Yet another tough week in the legal universe as dreamed up by the Bush administration.
First the inspector general filed a scathing report, accusing White House and Justice Department hacks of illegal and improper partisan hiring practices at the DoJ. Then a federal district court judge absolutely rejected the Bush administration’s broad argument that all close presidential advisers are immune from compelled congressional testimony. The defense rested in the “historic” military tribunal for Salim Hamdan—alleged to have participated in some vague act of DWT (driving while a terrorist). And the House judiciary committee recommended contempt charges against Karl Rove for his failure to show up to testify about the U.S. attorney firings.
It’s becoming fairly clear that former Attorney General Alberto Gonzales lied and that Kyle Sampson lied and that Harriet Miers and Josh Bolten and even Karl Rove will have to testify. It’s not at all clear that any of these developments will lead to any serious consequences for the wrongdoers in question as they slow-walk their way toward justice or a pardon. Attorney General Michael Mukasey professes that he is “disturbed,” and that’s heartening. But we won’t be seeing Monica Goodling or Miers or Sampson folding socks in the prison laundry anytime soon.
If there is any real point to these ongoing investigations and reports, it’s to help us understand that these scandals are all of a piece. Each legal shortcut has represented a Bush administration effort to circumvent legal processes—usually judicial but sometimes congressional oversight. That’s been the point from the outset. Vague promises to heal the bad feelings at Justice or to put the wrongdoers in the naughty chair for a few minutes won’t fix anything. Only by returning to a world in which judges are no longer mistaken for the enemy will we begin to repair the damage done.

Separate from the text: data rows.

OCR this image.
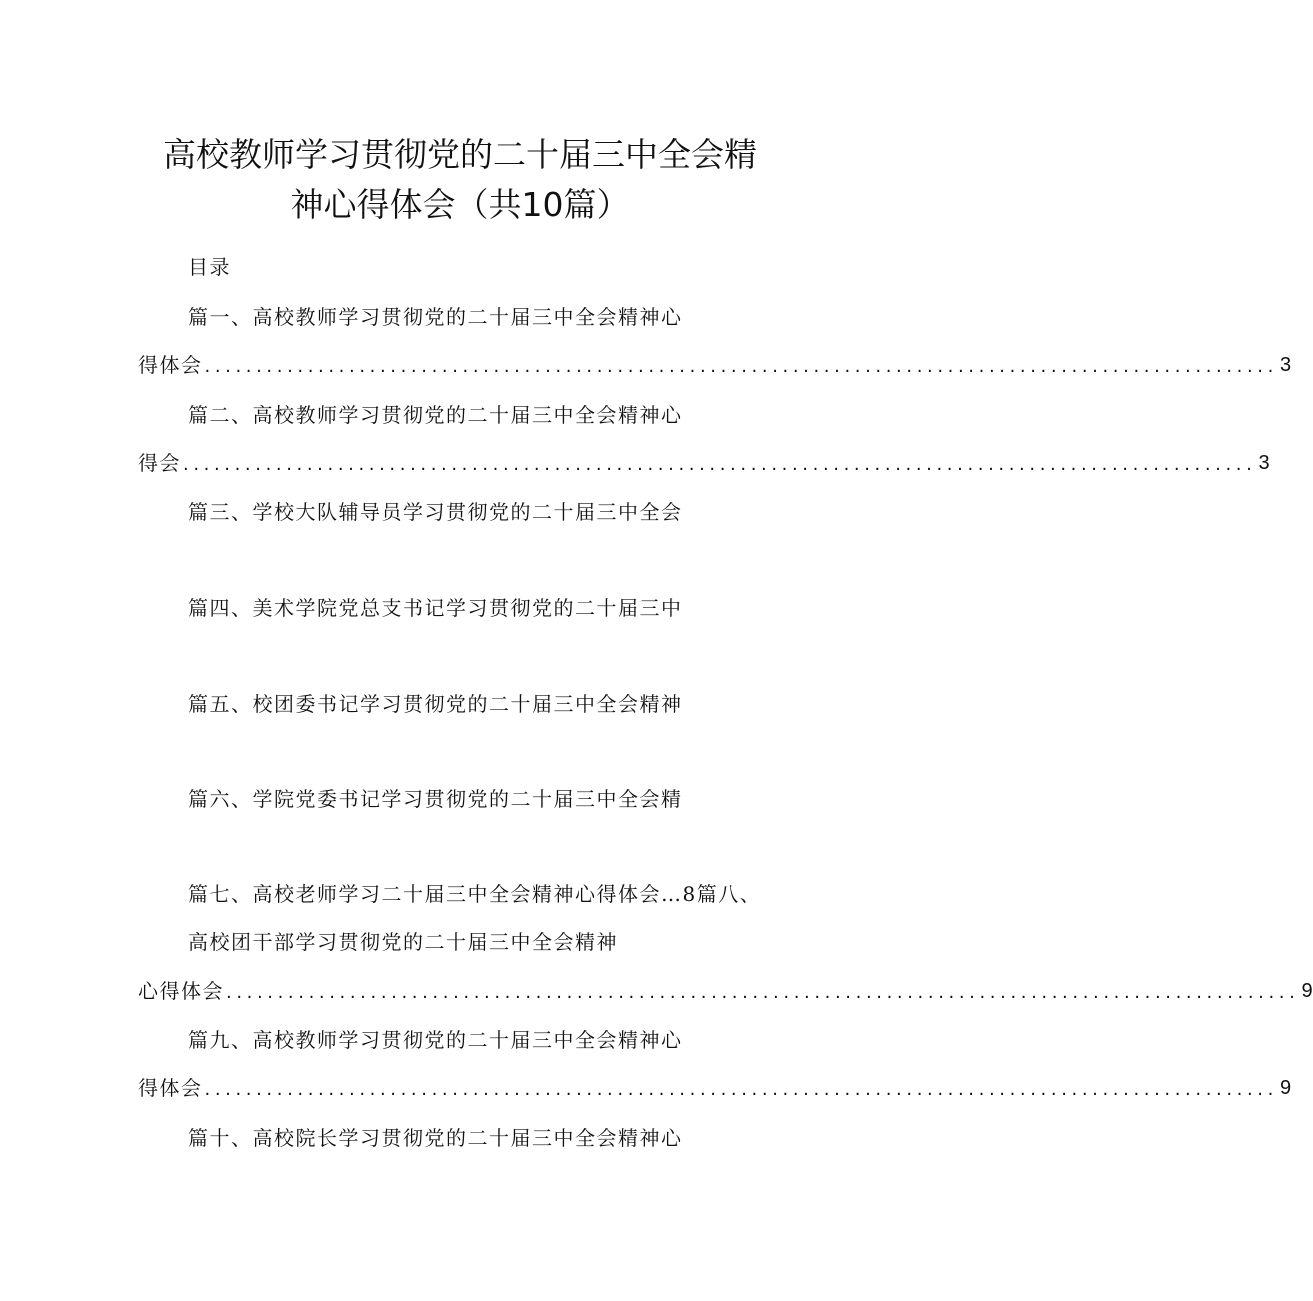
高校教师学习贯彻党的二十届三中全会精
神心得体会（共10篇）
目录
篇一、高校教师学习贯彻党的二十届三中全会精神心
得体会 ........................................................................................................ 3
篇二、高校教师学习贯彻党的二十届三中全会精神心
得会 ........................................................................................................ 3
篇三、学校大队辅导员学习贯彻党的二十届三中全会
篇四、美术学院党总支书记学习贯彻党的二十届三中
篇五、校团委书记学习贯彻党的二十届三中全会精神
篇六、学院党委书记学习贯彻党的二十届三中全会精
篇七、高校老师学习二十届三中全会精神心得体会…8篇八、
高校团干部学习贯彻党的二十届三中全会精神
心得体会 ........................................................................................................ 9
篇九、高校教师学习贯彻党的二十届三中全会精神心
得体会 ........................................................................................................ 9
篇十、高校院长学习贯彻党的二十届三中全会精神心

Start with Judge John D. Bates, who categorically refused yesterday to accept the Bush administration’s limitless characterization of executive privilege, finding it to be “without any support in the case law.” Ultimately, Bates did nothing more than reaffirm the role of the courts in adjudicating matters of privilege. He found that “it is the judiciary (and not the executive branch itself) that is the ultimate arbiter of executive privilege.” This opinion is certainly dramatic, but the underlying legal principle is hardly shocking. The Bush administration, in attempting to insulate itself from judicial scrutiny over the last seven years, made one critical miscalculation: It has consistently attempted to assert legal privileges ranging from the “state secrets” doctrine to an unbounded executive privilege, the contours of which would ultimately be determined by the judicial branch. Since that would require appealing to those same judges who had already been cast as the enemy, and since a strong president never asks for anything, Bush and Co. simply asserted these privileges and told the judges to get lost. It worked OK for a while, particularly in the state secrets cases, where judges were willing to be browbeaten about national security. But you can tell jurists to shut up and look pretty for only so long.
The same principle was at work in the Justice Department hiring scandal. Goodling and her cronies attempted to replace real immigration judges with party loyalists. They rejected real prosecutors for those who belonged to the right clubs or shared their irrational loathing for the spotted owl. But also recall that the U.S. attorney scandal started to unravel only after high-ranking officials in the Bush administration tried to surreptitiously carve judges (and the Senate) out of the legal process for confirming interim U.S. attorneys. It was the White House’s decision to do away with judicial oversight that started to stink up the Justice Department first.
Cue Michael Mukasey. Having now failed twice to cut courts out of the enemy-combatants game, Mukasey, in a July 21 speech at the American Enterprise Institute, called on lawmakers to again put federal district judges out of the habeas corpus business. Repeating here for the subtext-impaired: Courts are somehow bad, and judges are somehow dangerous. State secrets, secret evidence, and trials without defendants in attendance are the real building blocks of American justice.
None of this should have been all that surprising. The whole point of a system of checks and balances is that the branches strive and fight for supremacy, like a batch of alpha primates. Perhaps the only thing that’s unexpected is that as scandal piles atop scandal, it becomes plain that for years, as the administration secretly cut the judiciary out of the picture, they somehow truly expected that someday they would be thanked for it.